Eine Bekannte von mir hat mir erst kürzlich erzählt, dass sie es mit den Single-Börsen im Internet probiert, nachdem es in der reellen Welt nicht den gewünschten Erfolg erzielt. Ja ja, soweit war ich auch schon mal, vor vielen Jahren als ich jünger war und das Chatten auch. Mein Gott, das ist schon ganze 12 Jahre her. Ich mit meiner Behinderung wollte mal sehen, wie mein Marktwert wäre, wenn die Behinderung im Paket nicht inklusive wäre. Auf gut Deutsch, ich wollte wissen wie die Reaktionen auf mich sind, wenn man nicht direkt erkennt, dass ich eine Behinderung habe. Die Idee ist ja einleuchtend, aber das bringt auch sehr viele Probleme mit sich. In erster Linie wann sage ich es.
Überraschenderweise gibt es dafür keinen richtigen Moment. Sagt man es zu Anfang und er bricht den Kontakt ab, habe ich zumindest keine Zeit verloren. Aber meinen Marktwert konnte ich immer noch nicht abschätzen. Sage ich es gar nicht und treffe mich mit ihm, dann bringe ich ihn in eine unmögliche Situation. Sage ich es ihm kurz bevor ich mich mit ihm treffe, wofür ich mich dann doch meistens entschieden habe, muss ich gegebenenfalls damit zurecht kommen, dass er ein Treffen ablehnt oder, was dann tatsächlich auch häufig passiert ist, dass ich am Treffpunkt alleine stand bis ich mich entschlossen habe, nach Hause zu fahren.

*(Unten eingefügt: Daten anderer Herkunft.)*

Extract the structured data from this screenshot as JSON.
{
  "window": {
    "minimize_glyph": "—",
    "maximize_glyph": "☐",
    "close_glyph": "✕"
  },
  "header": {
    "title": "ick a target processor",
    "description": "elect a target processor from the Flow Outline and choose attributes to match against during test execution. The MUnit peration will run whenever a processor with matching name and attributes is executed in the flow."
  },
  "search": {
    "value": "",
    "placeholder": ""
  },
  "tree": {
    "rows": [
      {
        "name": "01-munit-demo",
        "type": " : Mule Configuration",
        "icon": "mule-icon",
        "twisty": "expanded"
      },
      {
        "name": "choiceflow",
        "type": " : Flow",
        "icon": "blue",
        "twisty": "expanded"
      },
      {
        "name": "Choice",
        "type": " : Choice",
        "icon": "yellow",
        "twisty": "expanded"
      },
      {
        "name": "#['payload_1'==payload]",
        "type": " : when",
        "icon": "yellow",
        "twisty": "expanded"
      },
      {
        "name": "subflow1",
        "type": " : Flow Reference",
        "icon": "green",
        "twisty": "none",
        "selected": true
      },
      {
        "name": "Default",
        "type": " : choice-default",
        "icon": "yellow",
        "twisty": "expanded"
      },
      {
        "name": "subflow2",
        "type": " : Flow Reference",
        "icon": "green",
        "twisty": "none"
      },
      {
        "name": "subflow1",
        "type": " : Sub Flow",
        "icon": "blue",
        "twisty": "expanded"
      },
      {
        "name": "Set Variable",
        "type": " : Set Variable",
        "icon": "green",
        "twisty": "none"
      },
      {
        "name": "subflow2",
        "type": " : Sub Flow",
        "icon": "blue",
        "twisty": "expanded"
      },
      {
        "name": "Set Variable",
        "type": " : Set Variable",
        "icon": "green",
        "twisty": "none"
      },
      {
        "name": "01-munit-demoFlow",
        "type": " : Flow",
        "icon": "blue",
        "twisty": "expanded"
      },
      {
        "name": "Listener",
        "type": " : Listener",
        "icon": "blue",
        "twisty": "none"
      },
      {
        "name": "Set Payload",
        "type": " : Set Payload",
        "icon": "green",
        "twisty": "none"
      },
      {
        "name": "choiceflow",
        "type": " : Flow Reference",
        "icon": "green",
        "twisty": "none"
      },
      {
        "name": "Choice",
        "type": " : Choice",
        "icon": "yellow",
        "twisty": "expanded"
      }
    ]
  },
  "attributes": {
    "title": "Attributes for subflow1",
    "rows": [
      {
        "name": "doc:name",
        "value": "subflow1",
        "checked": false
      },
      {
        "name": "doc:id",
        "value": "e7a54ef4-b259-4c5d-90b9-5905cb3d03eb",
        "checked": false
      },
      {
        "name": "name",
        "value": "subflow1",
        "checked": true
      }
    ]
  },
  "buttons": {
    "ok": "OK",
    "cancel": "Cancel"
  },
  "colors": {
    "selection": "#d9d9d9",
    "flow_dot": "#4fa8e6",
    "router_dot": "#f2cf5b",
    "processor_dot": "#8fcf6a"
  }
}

Es gab da natürlich auch die Situationen, in denen er gekommen ist und man einen Kaffee miteinander getrunken hat, aber man hatte sich dann doch nicht so viel zu sagen, wie es auch typisch ist. Das, was am lustigsten war, wenn es nicht so traurig wäre, was ich erlebt habe, war dass einer natürlich kein Problem hatte sich mit mir zu treffen und wir hatten uns auch super verstanden und dann tauchte REIN ZUFÄLLIG seine Bekannte auf. So ein Zufall aber auch. Nur jemand mit Paranoia hätte meinen können, dass er die Bekannte als Notausgang zuvor eingerichtet hat, wenn das mit mir gar nicht funktioniert hätte. Das Ende vom Lied war dann auch, dass die beiden sich unterhalten hatten, sobald er zu Wort kam, weil sie leicht aufgedreht war, und ich auf einen günstigen Moment gewartet habe, um zu sagen, dass ich nach Hause muss.

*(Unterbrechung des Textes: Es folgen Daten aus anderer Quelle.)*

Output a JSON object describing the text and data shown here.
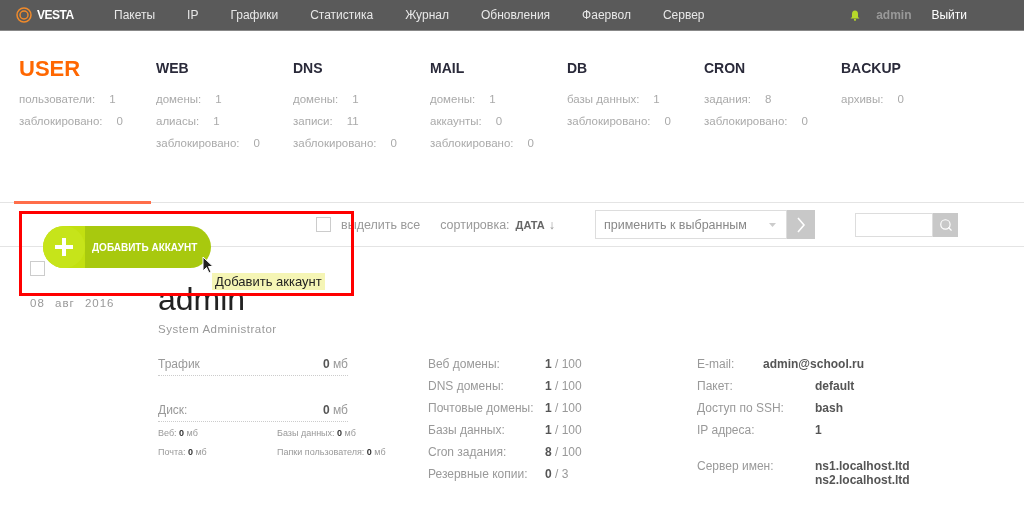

Einige Zeit später fiel mir auf, dass das alles nicht so wirklich Sinn machte mit dem Internet, den Marktwert konnte ich nicht wirklich erkennen und parallel traf ich in der Realität auch Männer, die sehr viel interessanter waren. Und der Vorteil hier, man musste ihnen von der Behinderung nicht erzählen, da sie sie von Anfang an gesehen haben. Auch hatte man hier keine Erwartungen, weil man jeweils das Foto von vor 5 Jahren und 10 Kilo verschickt hatte. Und wie der Zufall es so will, es war auch viel entspannter. Vielleicht lag das daran, dass man dann im Endeffekt mit den Männern aus der Realität mehr und länger zu tun hatte als mit allen anderen zusammen.

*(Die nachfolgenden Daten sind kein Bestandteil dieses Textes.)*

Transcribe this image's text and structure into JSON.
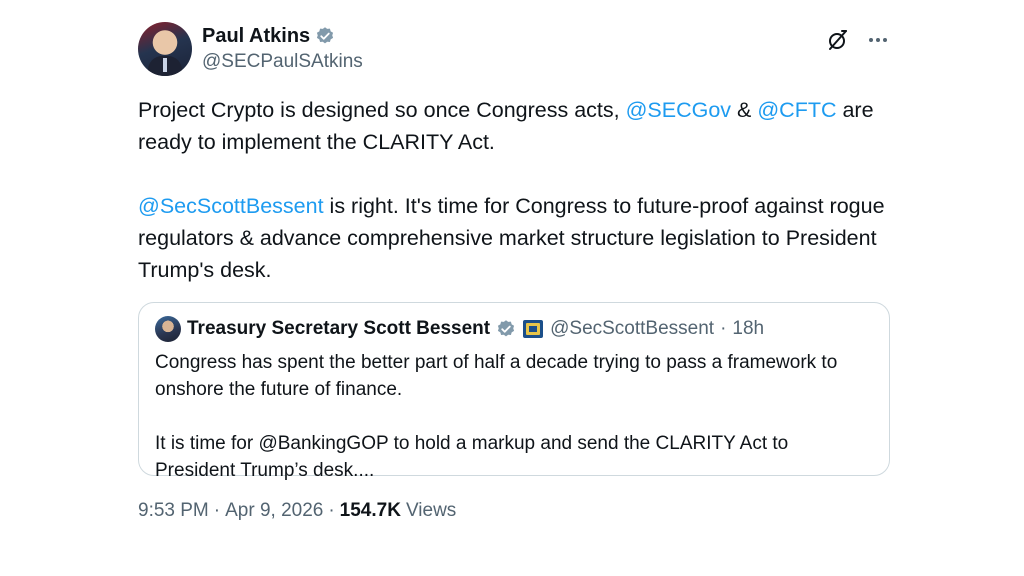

Zurück zu meiner Bekannten. Angesichts meiner Erfahrungen weiß ich nicht, was ich von ihren Internet-Dates zu halten habe. Da sind einmal die Erwartungen, die umso größer sind, um so länger man sie schon hegt, zum anderen ist es nicht entspannt, etwa für jemanden, der vielleicht schüchterner ist, was das Ganze schwieriger machen könnte. Ist es aber nicht auch so, dass es nicht Spaß macht, sich zurecht zu machen, auszugehen und das Ganze auf sich zu kommen zu lassen? Ich bin jemand, der vielleicht nicht unbedingt an das große Schicksal glaubt, aber ist die Idee, die große Liebe im Supermarkt, am Bahnhof oder am Arbeitsplatz zu finden, nicht einfach interessanter und stressfreier? Und wenn ich prinzipiell mich auf einem Großmarkt anbiete, ist es nicht auch wahrscheinlich, dass mein Angebot nicht reicht oder dass die Auswahlkriterien zu streng sind? Und dass ich umso mehr zum Ladenhüter verkomme als sonst wo? Und a propos hüten, wenn man dann so im Internet chattet und jetzt spreche ich wieder von mir selbst, hält es einen dann nicht künstlich zu Hause? Anstatt aus dem Haus mal zu gehen und das Leben zu genießen, wartet man auf die Nachrichten des Chatpartners. Und wenn dann noch ein anderer dazukommt, geht man dem ersten fremd? Darf man das überhaupt?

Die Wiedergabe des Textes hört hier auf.